A ação em questão detalha que a autora sustenta a tipicidade existente na conduta, com os argumentos de que os réus usaram seu perfil oficial nas redes sociais com o objetivo de realizar propagandas contrárias ao sistema eleitoral brasileiro, afirmando que as urnas eram manipuláveis e inseguras, conseguindo, com os atos, alcançar milhares de internautas, exercendo, com tais atitudes, uma ‘dominação virtual’ através dos vínculos para que conseguisse ampliar o alcance das desinformações. A ação afirma, ainda, que foi violado a liberdade de opinião e pensamento, além de voto consciente e livre dos brasileiros.

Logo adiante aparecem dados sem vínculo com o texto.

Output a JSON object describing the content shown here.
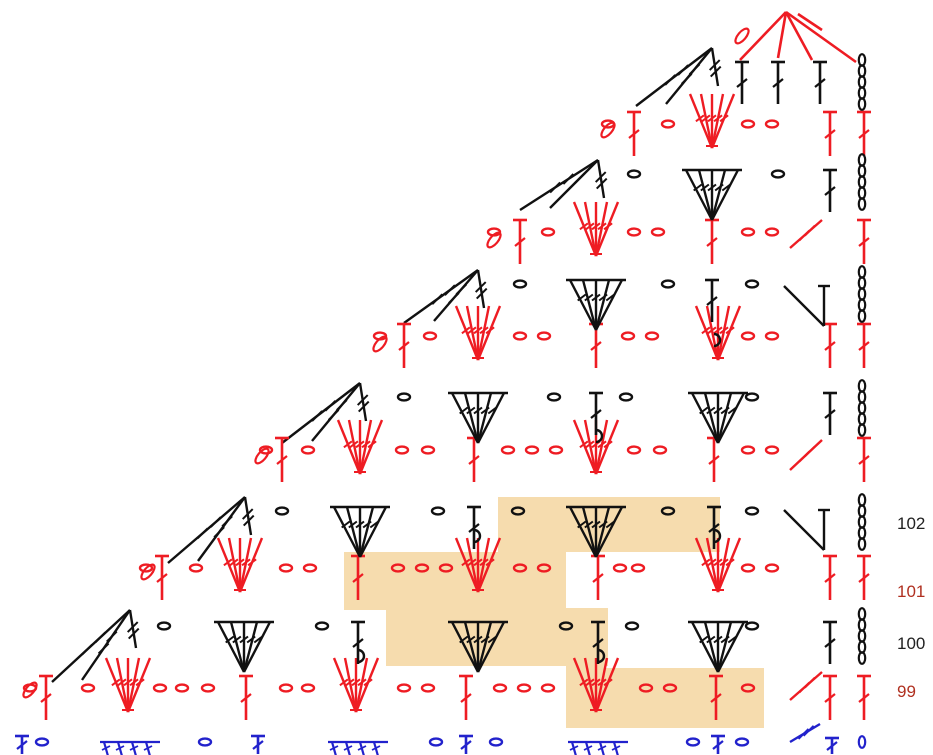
{
  "colors": {
    "rowOdd": "#ee1c23",
    "rowEven": "#111111",
    "base": "#2222cc",
    "highlight": "#f6dcae",
    "labelOdd": "#b03020",
    "labelEven": "#222222"
  },
  "row_labels": [
    {
      "text": "102",
      "row": 102
    },
    {
      "text": "101",
      "row": 101
    },
    {
      "text": "100",
      "row": 100
    },
    {
      "text": "99",
      "row": 99
    }
  ],
  "symbol_names": [
    "chain",
    "double-crochet",
    "treble",
    "fan-cluster",
    "shell-cluster",
    "decrease"
  ]
}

Além do atual presidente da República, outros políticos também se tornaram réu, como o senador Flávio Bolsonaro (PL), além dos deputados federais Eduardo Bolsonaro (PL), Bia Kicis (PL) e Carla Zambelli (PL), e os deputados eleitos, Nikolas Ferreira (PL) e Gustavo Gayer (PL). O candidato à vice-presidência, Braga Netto (PL) e o senador Magno Malta (PL) também são alvos da investigação.
Abuso político
Através de uma segunda ação realizada através do Tribunal Superior Eleitoral, estão sendo alvos das investigações Jair Bolsonaro e o candidato a vice-presidência, Braga Netto, sendo acusados de ter realizado suposto abuso econômico e político. Os argumentos usados na presente ação afirmam que os políticos haviam se beneficiado do cargo da presidência durante o momento eleitoral para usar a máquina pública com o intuito de otimizar programas sociais, tentando, assim, obter votos, além de influenciar os brasileiros durante as eleições, ferindo a lisura do pleito.
A decisão realizada pelo magistrado ainda informa que os acusados deverão, no prazo de cinco dias, expor os argumentos a respeito das acusações.